The development is part of a long-running and wide-ranging battle between proponents and opponents of the death penalty, which is still legal in some US states. Opponents of the practice have increasingly been targeting pharmaceutical regulations and companies as a means of delaying or halting executions, and have thus far succeeded in pressuring many companies to stop making the drugs used in the executions.

In response, states have turned to compounding pharmacies to make the drugs they need.

Executioner

But at least one of those states, Missouri, appears to be wary of its compounding supplier being subjected to pressure-public, private or legal-from outside groups.
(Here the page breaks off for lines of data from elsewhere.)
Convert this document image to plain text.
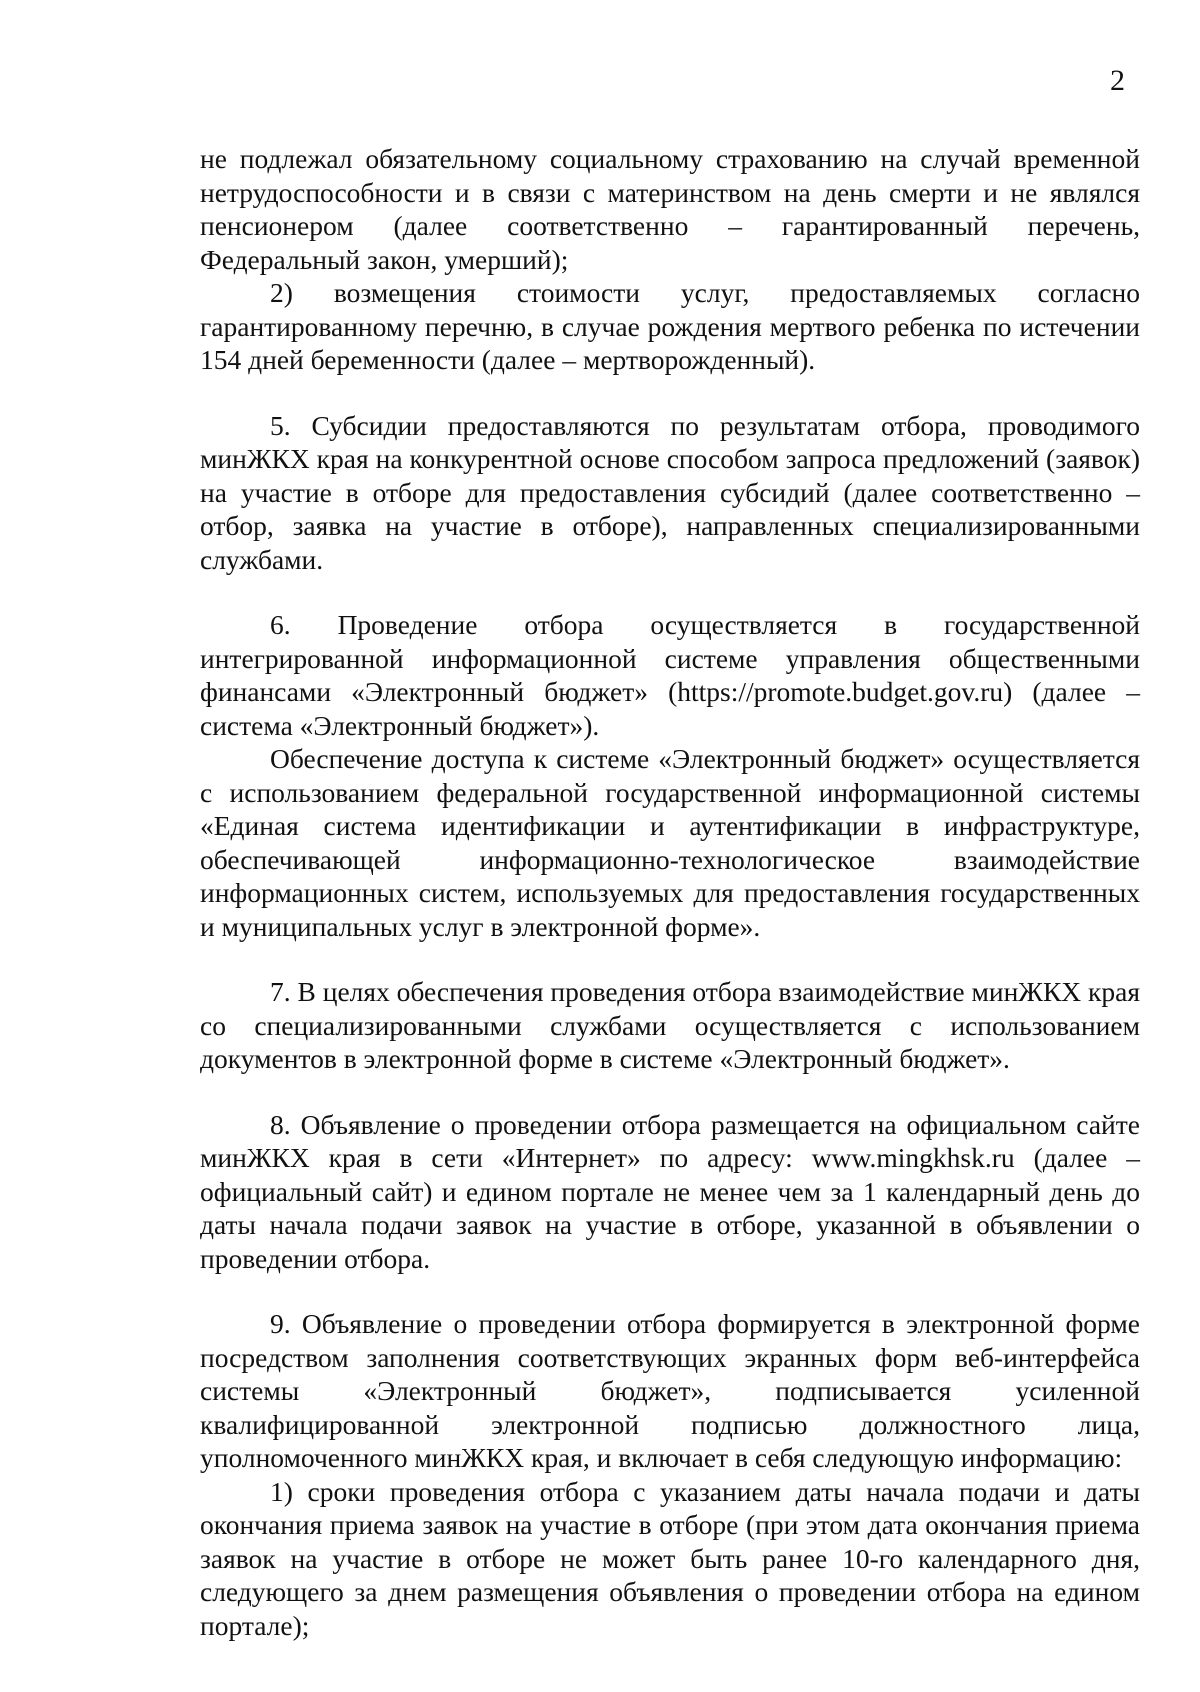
2

не подлежал обязательному социальному страхованию на случай временной нетрудоспособности и в связи с материнством на день смерти и не являлся пенсионером (далее соответственно – гарантированный перечень, Федеральный закон, умерший);

2) возмещения стоимости услуг, предоставляемых согласно гарантированному перечню, в случае рождения мертвого ребенка по истечении 154 дней беременности (далее – мертворожденный).

5. Субсидии предоставляются по результатам отбора, проводимого минЖКХ края на конкурентной основе способом запроса предложений (заявок) на участие в отборе для предоставления субсидий (далее соответственно – отбор, заявка на участие в отборе), направленных специализированными службами.

6. Проведение отбора осуществляется в государственной интегрированной информационной системе управления общественными финансами «Электронный бюджет» (https://promote.budget.gov.ru) (далее – система «Электронный бюджет»).

Обеспечение доступа к системе «Электронный бюджет» осуществляется с использованием федеральной государственной информационной системы «Единая система идентификации и аутентификации в инфраструктуре, обеспечивающей информационно-технологическое взаимодействие информационных систем, используемых для предоставления государственных и муниципальных услуг в электронной форме».

7. В целях обеспечения проведения отбора взаимодействие минЖКХ края со специализированными службами осуществляется с использованием документов в электронной форме в системе «Электронный бюджет».

8. Объявление о проведении отбора размещается на официальном сайте минЖКХ края в сети «Интернет» по адресу: www.mingkhsk.ru (далее – официальный сайт) и едином портале не менее чем за 1 календарный день до даты начала подачи заявок на участие в отборе, указанной в объявлении о проведении отбора.

9. Объявление о проведении отбора формируется в электронной форме посредством заполнения соответствующих экранных форм веб-интерфейса системы «Электронный бюджет», подписывается усиленной квалифицированной электронной подписью должностного лица, уполномоченного минЖКХ края, и включает в себя следующую информацию:

1) сроки проведения отбора с указанием даты начала подачи и даты окончания приема заявок на участие в отборе (при этом дата окончания приема заявок на участие в отборе не может быть ранее 10-го календарного дня, следующего за днем размещения объявления о проведении отбора на едином портале);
So the state has developed an unusual workaround, according to reports from the Guardianand St. Louis Post-Dispatch. For obvious reasons, those involved with the physical execution of an inmate are granted anonymity to protect them against retribution or other reprisals, such as from family or criminal associates of the deceased.

Faced with similar pressures, Missouri last month reportedly made its anonymous compounding pharmacy of choice a de facto member of its "execution team," shielding its identity from being made public.

While at least one organization, the American Civil Liberties Union (ACLU), has sued the state in an attempt to make public the name of the pharmacy, that case appears to have had little success. As for the compounding pharmacy, its drug was used in an execution for the first time on 20 November.